According to a senior official at the National Security Agency (NSA), hackers and propagandists are increasingly using generative artificial intelligence (AI) chatbots to appear more convincing to native English speakers. At the International Conference on Cyber Security, NSA Cybersecurity Director Rob Joyce revealed that cybercriminals and hackers affiliated with foreign intelligence agencies are leveraging AI chatbots like ChatGPT to simulate fluent English communication.
Joyce highlighted that these chatbots have significantly improved their English-language capabilities, making them more adept at producing grammatically correct and persuasive content. This enhancement poses a significant concern as hacking operations often employ phishing schemes to deceive individuals into divulging personal information. With the assistance of generative AI, hackers can refine and generate their communications, making it increasingly difficult to identify malicious online activity.
The use of generative AI has particularly facilitated online propaganda campaigns orchestrated by nation-states like Russia. These campaigns involve creating deceptive accounts that falsely represent American users. By leveraging AI technology, hackers can seamlessly generate compelling English-language content, further amplifying their malign influence.
Although Joyce did not disclose any specific AI company, he emphasized that this issue is widespread and affects all major generative AI models.
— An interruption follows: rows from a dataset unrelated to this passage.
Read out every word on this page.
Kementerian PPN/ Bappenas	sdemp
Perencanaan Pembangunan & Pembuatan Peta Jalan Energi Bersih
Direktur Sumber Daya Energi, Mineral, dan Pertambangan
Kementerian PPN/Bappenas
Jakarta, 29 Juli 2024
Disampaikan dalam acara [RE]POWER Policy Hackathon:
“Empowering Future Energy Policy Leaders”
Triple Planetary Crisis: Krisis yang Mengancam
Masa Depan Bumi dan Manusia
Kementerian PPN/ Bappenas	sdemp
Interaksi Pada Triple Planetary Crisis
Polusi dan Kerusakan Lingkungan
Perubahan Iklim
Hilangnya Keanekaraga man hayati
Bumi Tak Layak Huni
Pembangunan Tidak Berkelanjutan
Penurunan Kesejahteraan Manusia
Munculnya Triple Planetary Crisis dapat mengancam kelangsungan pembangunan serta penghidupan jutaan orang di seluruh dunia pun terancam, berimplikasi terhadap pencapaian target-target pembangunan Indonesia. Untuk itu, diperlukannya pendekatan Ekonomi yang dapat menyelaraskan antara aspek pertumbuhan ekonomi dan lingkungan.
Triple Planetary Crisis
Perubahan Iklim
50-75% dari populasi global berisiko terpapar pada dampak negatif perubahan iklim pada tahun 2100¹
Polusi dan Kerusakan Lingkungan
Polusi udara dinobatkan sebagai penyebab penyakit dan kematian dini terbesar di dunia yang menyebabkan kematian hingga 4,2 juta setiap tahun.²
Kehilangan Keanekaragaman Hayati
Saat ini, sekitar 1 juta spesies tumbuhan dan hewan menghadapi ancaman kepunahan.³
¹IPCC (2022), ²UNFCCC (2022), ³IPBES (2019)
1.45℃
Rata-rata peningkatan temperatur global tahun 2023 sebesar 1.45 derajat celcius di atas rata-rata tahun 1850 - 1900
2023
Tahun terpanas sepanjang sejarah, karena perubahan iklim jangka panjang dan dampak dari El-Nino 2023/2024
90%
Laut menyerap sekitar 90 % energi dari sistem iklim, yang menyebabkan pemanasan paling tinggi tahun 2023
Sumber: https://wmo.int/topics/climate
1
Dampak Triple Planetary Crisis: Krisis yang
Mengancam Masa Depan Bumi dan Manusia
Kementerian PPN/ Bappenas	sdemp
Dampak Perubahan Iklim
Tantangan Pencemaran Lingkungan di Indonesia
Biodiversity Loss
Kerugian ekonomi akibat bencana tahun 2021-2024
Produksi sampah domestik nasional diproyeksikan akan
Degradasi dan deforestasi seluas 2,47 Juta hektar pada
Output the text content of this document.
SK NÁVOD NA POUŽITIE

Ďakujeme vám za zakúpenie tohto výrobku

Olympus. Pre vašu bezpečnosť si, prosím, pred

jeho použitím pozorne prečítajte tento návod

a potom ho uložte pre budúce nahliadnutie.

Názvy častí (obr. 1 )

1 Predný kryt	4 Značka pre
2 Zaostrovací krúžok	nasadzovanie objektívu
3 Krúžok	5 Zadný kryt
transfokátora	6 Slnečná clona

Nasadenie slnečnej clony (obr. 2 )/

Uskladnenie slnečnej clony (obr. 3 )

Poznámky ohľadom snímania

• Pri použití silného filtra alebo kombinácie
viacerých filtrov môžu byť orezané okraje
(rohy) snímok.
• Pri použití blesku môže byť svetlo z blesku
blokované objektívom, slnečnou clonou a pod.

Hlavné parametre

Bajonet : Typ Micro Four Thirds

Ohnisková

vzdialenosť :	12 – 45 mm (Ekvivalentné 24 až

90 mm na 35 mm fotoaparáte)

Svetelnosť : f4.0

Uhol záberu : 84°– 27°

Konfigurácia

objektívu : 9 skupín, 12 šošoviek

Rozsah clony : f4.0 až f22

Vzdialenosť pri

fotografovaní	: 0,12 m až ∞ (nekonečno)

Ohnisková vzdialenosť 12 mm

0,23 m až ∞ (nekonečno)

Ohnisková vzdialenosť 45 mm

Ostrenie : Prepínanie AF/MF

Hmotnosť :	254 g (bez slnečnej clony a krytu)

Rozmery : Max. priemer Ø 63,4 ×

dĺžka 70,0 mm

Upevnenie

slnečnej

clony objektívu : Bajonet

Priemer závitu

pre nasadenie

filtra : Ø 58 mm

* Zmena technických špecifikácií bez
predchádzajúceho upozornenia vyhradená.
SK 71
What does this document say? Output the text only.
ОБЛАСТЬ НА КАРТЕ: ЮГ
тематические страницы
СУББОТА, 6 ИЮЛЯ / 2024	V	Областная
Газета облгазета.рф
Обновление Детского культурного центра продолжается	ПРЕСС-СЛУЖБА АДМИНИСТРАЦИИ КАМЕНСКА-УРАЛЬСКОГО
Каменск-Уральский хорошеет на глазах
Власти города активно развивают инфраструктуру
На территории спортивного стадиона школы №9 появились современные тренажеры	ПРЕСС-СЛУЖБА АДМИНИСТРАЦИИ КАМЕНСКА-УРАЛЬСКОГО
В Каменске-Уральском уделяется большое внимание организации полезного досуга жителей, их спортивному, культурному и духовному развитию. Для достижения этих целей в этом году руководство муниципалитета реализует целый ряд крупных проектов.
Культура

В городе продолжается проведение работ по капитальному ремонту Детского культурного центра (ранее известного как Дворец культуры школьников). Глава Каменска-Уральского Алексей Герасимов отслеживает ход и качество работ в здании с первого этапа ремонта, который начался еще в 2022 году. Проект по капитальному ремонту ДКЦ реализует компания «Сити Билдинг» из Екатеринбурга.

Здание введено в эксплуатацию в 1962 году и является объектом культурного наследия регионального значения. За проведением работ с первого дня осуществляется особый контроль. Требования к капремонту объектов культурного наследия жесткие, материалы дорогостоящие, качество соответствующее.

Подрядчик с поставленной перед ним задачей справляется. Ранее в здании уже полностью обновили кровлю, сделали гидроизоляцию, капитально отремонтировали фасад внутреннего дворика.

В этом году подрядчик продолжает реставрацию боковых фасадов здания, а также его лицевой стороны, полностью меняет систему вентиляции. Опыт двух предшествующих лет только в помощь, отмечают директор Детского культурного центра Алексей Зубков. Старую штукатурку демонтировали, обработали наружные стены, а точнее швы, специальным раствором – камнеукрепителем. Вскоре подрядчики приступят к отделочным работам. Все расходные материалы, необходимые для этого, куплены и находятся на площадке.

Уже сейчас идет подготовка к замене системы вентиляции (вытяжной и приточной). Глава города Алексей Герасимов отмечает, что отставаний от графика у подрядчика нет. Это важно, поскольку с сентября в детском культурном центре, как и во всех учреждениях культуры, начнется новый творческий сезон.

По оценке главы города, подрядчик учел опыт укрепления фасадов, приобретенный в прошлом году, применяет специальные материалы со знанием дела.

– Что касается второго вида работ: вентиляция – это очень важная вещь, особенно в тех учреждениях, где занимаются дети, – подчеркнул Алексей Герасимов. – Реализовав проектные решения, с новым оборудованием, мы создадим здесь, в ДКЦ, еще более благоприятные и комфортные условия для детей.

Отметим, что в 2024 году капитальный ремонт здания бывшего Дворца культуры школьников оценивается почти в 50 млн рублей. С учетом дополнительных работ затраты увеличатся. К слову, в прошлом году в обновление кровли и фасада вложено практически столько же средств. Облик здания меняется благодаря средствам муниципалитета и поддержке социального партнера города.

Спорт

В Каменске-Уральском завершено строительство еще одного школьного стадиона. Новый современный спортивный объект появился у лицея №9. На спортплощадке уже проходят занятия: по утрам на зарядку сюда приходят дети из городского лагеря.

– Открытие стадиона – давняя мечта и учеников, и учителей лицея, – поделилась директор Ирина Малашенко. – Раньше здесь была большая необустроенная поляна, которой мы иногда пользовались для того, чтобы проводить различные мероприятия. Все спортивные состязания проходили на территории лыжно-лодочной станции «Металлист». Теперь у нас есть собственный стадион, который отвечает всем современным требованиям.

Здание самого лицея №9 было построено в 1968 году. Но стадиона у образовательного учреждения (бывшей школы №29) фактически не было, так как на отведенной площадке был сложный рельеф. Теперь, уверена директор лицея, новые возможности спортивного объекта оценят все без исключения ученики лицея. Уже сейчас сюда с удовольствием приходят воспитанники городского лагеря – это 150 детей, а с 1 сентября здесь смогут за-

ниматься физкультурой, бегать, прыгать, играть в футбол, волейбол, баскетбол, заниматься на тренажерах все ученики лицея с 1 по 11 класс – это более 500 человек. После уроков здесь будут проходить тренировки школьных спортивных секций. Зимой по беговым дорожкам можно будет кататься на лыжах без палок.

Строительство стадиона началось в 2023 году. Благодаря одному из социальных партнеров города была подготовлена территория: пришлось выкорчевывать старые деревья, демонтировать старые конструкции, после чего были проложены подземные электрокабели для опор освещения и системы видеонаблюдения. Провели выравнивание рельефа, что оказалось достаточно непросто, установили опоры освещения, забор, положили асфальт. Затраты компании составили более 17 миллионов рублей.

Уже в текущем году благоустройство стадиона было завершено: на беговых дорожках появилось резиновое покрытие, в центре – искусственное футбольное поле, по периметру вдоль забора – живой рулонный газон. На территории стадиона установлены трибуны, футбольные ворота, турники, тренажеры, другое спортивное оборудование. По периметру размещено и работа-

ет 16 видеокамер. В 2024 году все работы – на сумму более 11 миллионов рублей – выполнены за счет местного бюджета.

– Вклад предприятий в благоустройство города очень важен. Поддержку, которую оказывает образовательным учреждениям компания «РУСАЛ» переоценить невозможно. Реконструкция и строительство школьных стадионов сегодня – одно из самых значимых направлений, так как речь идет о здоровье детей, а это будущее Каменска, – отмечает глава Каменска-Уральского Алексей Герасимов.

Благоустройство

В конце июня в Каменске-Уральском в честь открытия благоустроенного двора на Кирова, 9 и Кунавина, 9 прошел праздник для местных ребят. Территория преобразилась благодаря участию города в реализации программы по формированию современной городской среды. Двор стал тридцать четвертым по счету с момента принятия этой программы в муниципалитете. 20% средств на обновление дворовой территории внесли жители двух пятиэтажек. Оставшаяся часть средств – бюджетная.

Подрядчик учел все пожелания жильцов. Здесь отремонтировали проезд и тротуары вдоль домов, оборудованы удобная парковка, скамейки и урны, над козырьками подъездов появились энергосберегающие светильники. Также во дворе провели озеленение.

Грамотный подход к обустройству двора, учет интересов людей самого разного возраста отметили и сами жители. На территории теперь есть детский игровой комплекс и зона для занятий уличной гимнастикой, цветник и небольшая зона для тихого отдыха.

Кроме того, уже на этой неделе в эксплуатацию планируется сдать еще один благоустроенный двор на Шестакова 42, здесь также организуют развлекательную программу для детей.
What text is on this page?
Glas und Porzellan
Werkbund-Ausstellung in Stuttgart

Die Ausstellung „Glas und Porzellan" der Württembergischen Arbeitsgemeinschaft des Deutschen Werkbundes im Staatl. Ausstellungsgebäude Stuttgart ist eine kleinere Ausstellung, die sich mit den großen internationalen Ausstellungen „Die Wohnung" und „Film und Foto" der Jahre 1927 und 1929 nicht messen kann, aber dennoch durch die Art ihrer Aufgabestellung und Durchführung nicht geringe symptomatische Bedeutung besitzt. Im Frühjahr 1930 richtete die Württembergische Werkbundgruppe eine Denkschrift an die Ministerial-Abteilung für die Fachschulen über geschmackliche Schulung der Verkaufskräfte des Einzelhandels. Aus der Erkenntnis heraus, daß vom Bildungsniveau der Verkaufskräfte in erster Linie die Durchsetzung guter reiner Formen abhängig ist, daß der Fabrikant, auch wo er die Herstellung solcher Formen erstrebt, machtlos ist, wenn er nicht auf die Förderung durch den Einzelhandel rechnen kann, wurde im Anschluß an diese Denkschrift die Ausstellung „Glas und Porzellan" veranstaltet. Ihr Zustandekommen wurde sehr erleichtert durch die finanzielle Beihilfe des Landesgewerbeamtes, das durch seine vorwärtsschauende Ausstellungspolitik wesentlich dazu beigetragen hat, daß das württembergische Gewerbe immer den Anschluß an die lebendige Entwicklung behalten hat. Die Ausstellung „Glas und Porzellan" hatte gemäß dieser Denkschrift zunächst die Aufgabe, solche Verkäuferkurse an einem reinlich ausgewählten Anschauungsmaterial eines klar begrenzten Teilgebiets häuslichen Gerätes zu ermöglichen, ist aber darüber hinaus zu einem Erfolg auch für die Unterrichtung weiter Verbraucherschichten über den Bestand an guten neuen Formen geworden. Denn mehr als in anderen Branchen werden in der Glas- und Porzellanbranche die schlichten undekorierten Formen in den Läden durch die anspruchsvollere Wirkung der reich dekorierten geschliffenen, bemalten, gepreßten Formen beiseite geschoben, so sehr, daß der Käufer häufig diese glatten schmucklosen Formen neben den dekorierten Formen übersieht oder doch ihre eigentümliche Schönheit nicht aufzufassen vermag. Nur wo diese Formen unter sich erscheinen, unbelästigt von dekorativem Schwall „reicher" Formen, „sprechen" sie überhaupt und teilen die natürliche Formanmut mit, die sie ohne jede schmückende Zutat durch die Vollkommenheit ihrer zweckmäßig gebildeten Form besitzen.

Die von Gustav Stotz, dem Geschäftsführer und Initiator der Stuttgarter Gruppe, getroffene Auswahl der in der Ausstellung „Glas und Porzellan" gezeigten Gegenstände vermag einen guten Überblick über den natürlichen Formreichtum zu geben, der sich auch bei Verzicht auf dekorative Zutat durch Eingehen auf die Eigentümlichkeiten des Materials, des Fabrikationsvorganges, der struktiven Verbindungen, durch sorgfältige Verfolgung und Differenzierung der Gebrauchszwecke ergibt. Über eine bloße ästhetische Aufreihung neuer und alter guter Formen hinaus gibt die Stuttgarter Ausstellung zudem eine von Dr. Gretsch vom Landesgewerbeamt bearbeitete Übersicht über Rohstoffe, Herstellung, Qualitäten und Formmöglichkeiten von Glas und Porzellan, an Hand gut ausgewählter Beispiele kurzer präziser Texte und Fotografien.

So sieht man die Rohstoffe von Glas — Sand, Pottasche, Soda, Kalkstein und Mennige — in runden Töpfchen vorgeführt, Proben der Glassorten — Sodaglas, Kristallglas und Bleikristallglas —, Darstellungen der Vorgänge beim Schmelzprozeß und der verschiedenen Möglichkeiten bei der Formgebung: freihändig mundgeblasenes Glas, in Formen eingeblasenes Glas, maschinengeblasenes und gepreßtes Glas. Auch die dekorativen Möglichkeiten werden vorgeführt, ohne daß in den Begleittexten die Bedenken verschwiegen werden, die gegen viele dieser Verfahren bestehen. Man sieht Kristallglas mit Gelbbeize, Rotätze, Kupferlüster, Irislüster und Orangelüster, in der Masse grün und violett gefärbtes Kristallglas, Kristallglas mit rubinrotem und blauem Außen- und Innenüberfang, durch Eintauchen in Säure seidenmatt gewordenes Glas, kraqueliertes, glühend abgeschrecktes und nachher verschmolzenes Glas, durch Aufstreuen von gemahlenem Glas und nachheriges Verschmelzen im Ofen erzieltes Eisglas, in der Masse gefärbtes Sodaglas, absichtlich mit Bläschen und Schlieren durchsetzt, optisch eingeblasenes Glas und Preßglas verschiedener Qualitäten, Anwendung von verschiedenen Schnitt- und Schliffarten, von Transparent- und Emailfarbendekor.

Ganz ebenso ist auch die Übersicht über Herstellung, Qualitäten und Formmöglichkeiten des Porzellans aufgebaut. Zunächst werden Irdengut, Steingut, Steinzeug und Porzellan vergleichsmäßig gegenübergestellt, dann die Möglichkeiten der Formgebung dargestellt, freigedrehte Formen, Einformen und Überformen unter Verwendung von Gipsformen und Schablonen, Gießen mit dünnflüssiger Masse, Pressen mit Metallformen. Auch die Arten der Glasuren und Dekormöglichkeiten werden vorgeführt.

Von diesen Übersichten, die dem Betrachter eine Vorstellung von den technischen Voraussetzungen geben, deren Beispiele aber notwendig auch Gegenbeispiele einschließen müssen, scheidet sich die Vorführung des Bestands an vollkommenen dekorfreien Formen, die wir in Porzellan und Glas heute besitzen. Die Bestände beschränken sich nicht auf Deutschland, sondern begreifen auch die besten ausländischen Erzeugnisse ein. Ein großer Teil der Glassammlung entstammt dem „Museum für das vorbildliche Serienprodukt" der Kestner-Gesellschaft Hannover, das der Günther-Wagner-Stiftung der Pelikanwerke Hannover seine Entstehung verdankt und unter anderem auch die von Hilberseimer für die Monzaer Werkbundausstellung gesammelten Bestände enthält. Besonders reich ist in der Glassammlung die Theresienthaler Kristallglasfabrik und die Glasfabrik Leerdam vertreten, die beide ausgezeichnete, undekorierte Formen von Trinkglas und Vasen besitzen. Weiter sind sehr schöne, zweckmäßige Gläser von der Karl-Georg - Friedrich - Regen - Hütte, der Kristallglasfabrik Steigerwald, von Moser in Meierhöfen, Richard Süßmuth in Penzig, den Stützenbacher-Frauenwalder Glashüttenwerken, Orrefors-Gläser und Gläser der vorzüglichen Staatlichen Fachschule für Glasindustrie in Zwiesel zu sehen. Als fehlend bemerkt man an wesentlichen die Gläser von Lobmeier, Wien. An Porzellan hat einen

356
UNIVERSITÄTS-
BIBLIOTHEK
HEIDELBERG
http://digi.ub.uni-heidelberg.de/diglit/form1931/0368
Notably, companies such as OpenAI and Google offer AI chatbots like ChatGPT and Bard, respectively, which have been demonstrated to produce convincing phishing emails.
While some generative AI services claim to prohibit the use of their products for criminal activities, enforcement remains challenging. Reports have shown that it is relatively easy to manipulate AI chatbots into generating deceptive content.
However, AI is not just a tool for malicious actors; it is shaping up to be a valuable asset in cybersecurity defense. The NSA recently established the AI Security Center, aimed at developing best practices and risk frameworks to promote the secure adoption of AI capabilities within the national security enterprise and defense industrial base. By leveraging AI, machine learning, and deep learning, cybersecurity agencies can identify and thwart malicious activities more effectively.
As AI continues to evolve, it is crucial for both security experts and AI developers to recognize the implications and continually improve safeguards against AI-enabled cyber threats.